『貴様ァ、このバジリスク様の尻尾を踏むたァ、いい度胸してんじゃねぇか…!ああん?』
ギラリ、と濃い灰色の目が鋭く煌めいた。
その蛇は想像を絶するほど巨大だった。そこらの丸田よりも太く逞しい胴体は軽く見積もっても20メートルは越していて、月の光を反射していなければ艶やかな鱗は夜の闇に同化してしまいそうなほど、それはそれは見事な漆黒だった。

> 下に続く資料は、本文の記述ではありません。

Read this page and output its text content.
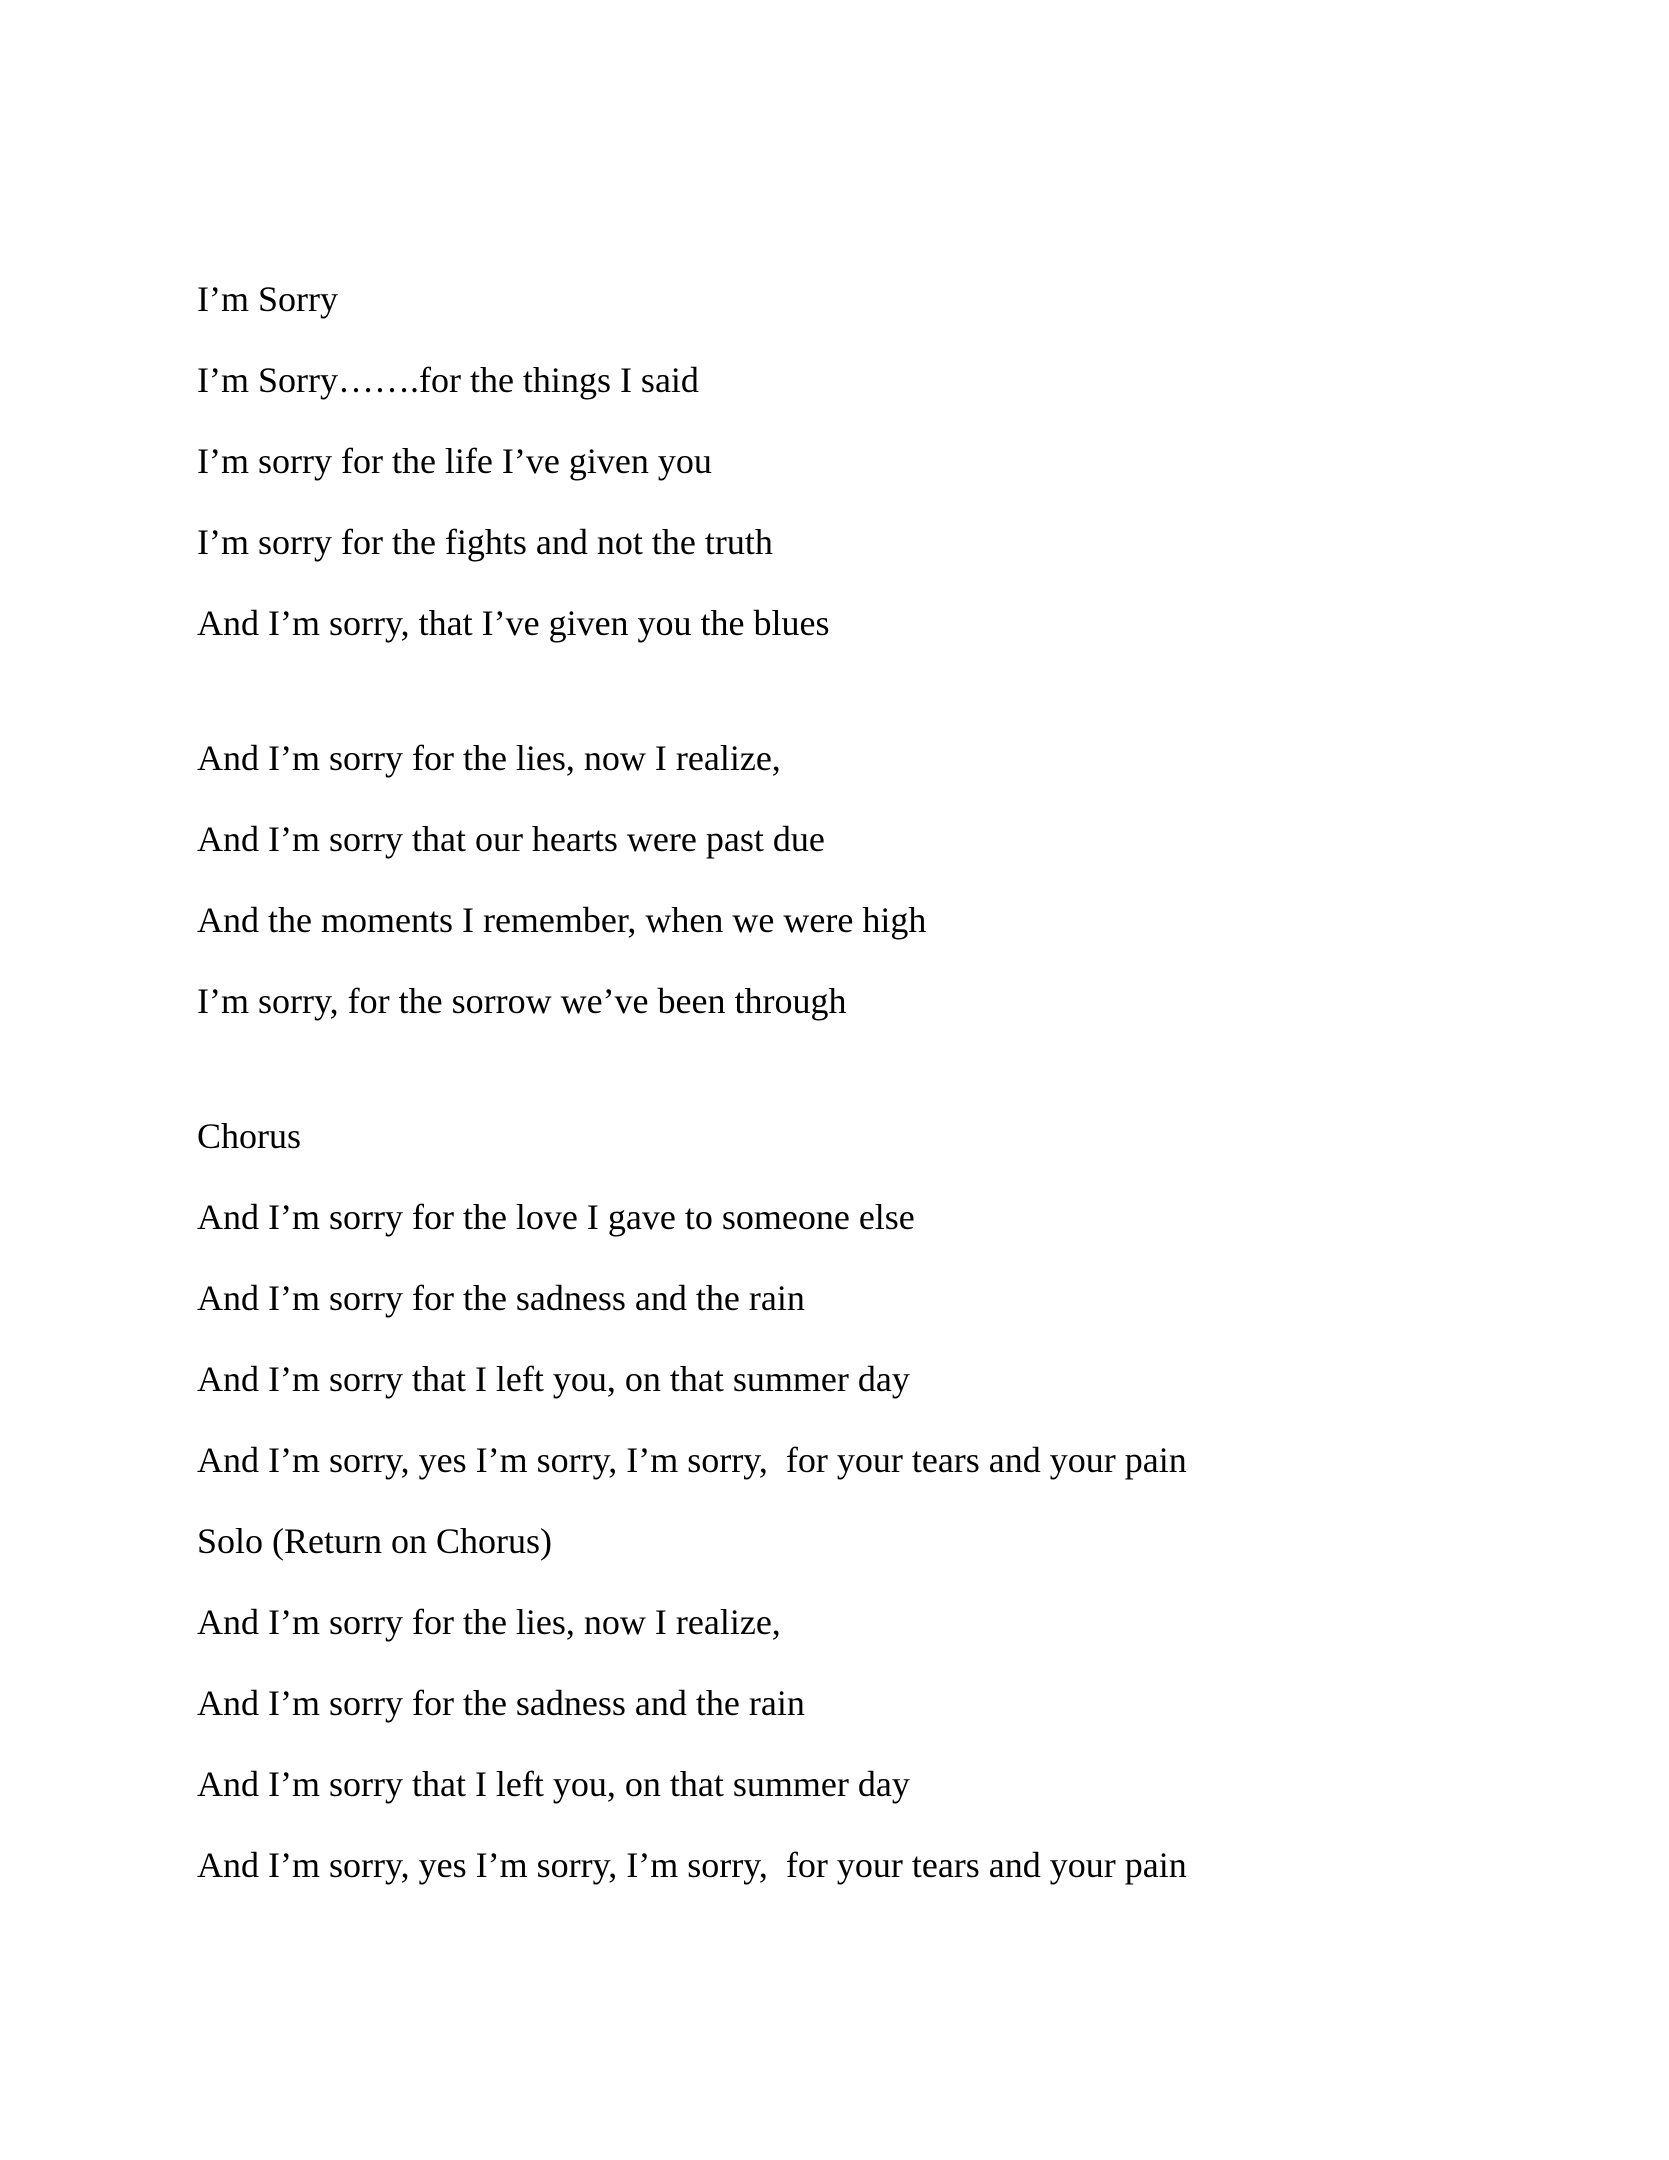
I’m Sorry

I’m Sorry…….for the things I said

I’m sorry for the life I’ve given you

I’m sorry for the fights and not the truth

And I’m sorry, that I’ve given you the blues

And I’m sorry for the lies, now I realize,

And I’m sorry that our hearts were past due

And the moments I remember, when we were high

I’m sorry, for the sorrow we’ve been through

Chorus

And I’m sorry for the love I gave to someone else

And I’m sorry for the sadness and the rain

And I’m sorry that I left you, on that summer day

And I’m sorry, yes I’m sorry, I’m sorry,  for your tears and your pain

Solo (Return on Chorus)

And I’m sorry for the lies, now I realize,

And I’m sorry for the sadness and the rain

And I’m sorry that I left you, on that summer day

And I’m sorry, yes I’m sorry, I’m sorry,  for your tears and your pain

額から生えた四本の角。真ん中のニ本は比較的短くて、外側にあるニ本は長い。だが、そのどれもが長く、そして鋭利に冷たく光っていた。
不機嫌さを隠しもせずにこちらを睨み、見据える蛇の口から覗くニ本の長い牙はさらに長く鋭利で、白い。その隙間から時折チロリと出される真っ赤な舌は、蛇特有の二つに割れたものだった。
そんな凶悪さを体現したかのような蛇だったが、自分の尻尾を辿り、その先がまだ硬直したままのオーツェルドの足の下にあると分かると、チッ、と蛇なのに器用に舌打ちをした。
『汚ねぇ後ろ足いい加減どかせよ、人間ごとき…、あぁら、あなたったら男前ねぇ!』
呆然とした俺は悪くない。
『あなたほどの男前だったら、アタシ踏まれてもいいのよ?むしろ、もっと踏んでくれるかしら?あぁん、か、い、か、ん…!!』
「ひっ、」
サッ、と素早くオーツェルドが後ずさる。
(オーツェルドが悲鳴をあげるの、初めて見た)
…無理はないだろうけど。
オーツェルドが離した尻尾の先を名残惜しそうに見詰めながらも、凶悪な見た目の大蛇はうっとりと目を細めて体をクネらせる。はあっ、と熱い溜め息は恋する乙女、…というよりは踏み入ってはいけない世界を見せてきた。
白を通り越して青くなったオーツェルドが目線だけで助けを求めてくる。だが、先程の恨みを返すべく、さらっと無視してやった。
いや、むしろ、
(無理だよ。関わりたくないもん)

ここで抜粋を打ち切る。